即使母亲开口呼喊,「光」依旧没有现身。因此佳纪顺着熟悉的走廊前进,然后打开和室的门,只见「光」用毛巾被裹着自己,整个人缩在角落。

他全身从头到脚都罩在毛巾被中,一声也不吭地缩着。

「『光』。」

「光」没有回应。佳纪也没有理会,迳自在他面前蹲下。

「昨天很抱歉。」

「光」轻轻屏息的气息从薄被的另一边传出。

他十分缓慢地抬起头。

「为什么是你道歉啊?」

「因为我说了很过分的话。」

——对不起。当佳纪接着这么说,正好与「光」的「为什么」重叠在一起。

「我才是……居然对你那样……」

「已经没关系了啦。」

佳纪对着毛巾被的缝隙伸出手。「光」先是顿了一下,然后才慢慢伸出手。这一瞬间,将手伸进「光」体内时的触感,忽然在佳纪身上复苏。

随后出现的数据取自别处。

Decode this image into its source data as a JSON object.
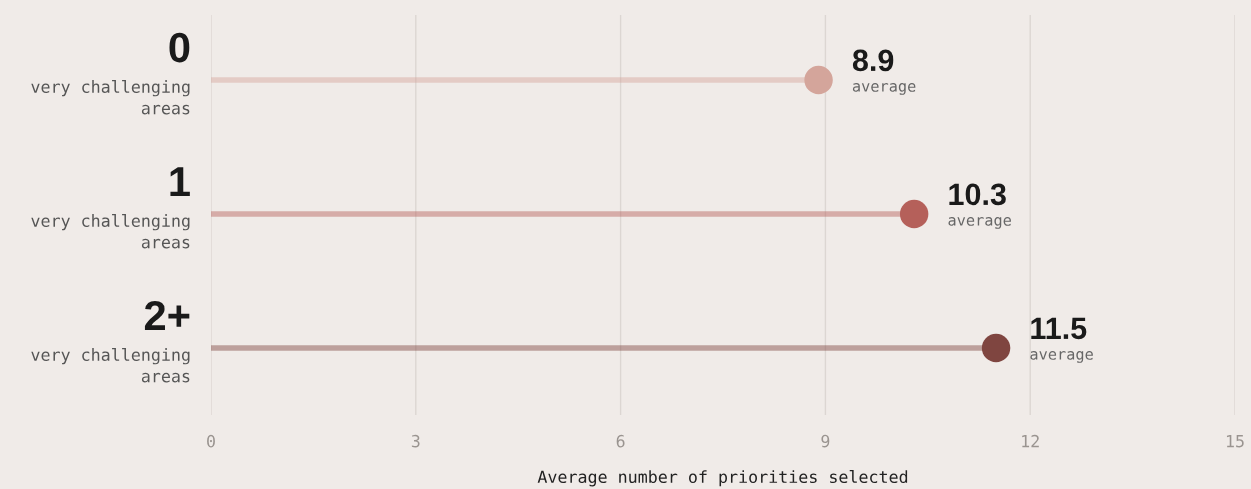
{
  "chart_data": {
    "type": "lollipop",
    "orientation": "horizontal",
    "xlabel": "Average number of priorities selected",
    "categories": [
      "0\nvery challenging\nareas",
      "1\nvery challenging\nareas",
      "2+\nvery challenging\nareas"
    ],
    "values": [
      8.9,
      10.3,
      11.5
    ],
    "colors": [
      "#d4a59b",
      "#b5605a",
      "#7f4540"
    ],
    "value_labels": [
      "8.9\naverage",
      "10.3\naverage",
      "11.5\naverage"
    ],
    "xlim": [
      0,
      15
    ],
    "xticks": [
      0,
      3,
      6,
      9,
      12,
      15
    ],
    "grid": "x",
    "marker": "circle"
  }
}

佳纪立刻将手缩了回去,下一秒便明白自己伤到「光」了。他仅凭指尖就明白了这一点。

「看吧,明明就吓到了。你根本会怕嘛。对不起。」

「我、我才不怕。」

他将视线从僵硬的手指上挪开,然后装傻地补了一句:「你在说什么啊?」

即使如此,「光」还是用毛巾被包着自己摇头说:

「你骗人……我都让你看到那种东西了。超恶的吧~我没脸见你。」

「光」扭着身体,不断在毛巾被中反复说:「我没脸见你。」这点让佳纪歪头说:

「咦?啊,你在意那个啊……?」

「光」没有回答。

「不是啊,总觉得……因为我说了那种话。」

「对不起。」

「光」缩起身体,然后说出不知道是第几次的道歉。

「……你讨厌我了吗?」

没有。要是自己立刻这么回答,佳纪觉得那就是说谎。可是他无法讨厌「光」也是事实。

他感觉到「光」的视线集中在眉间。他轻轻提起垂下的眼睑就这么与「光」四目相交。从小再熟悉不过的眼眸,如今透过毛巾被小小的缝隙,一边颤抖一边看着自己。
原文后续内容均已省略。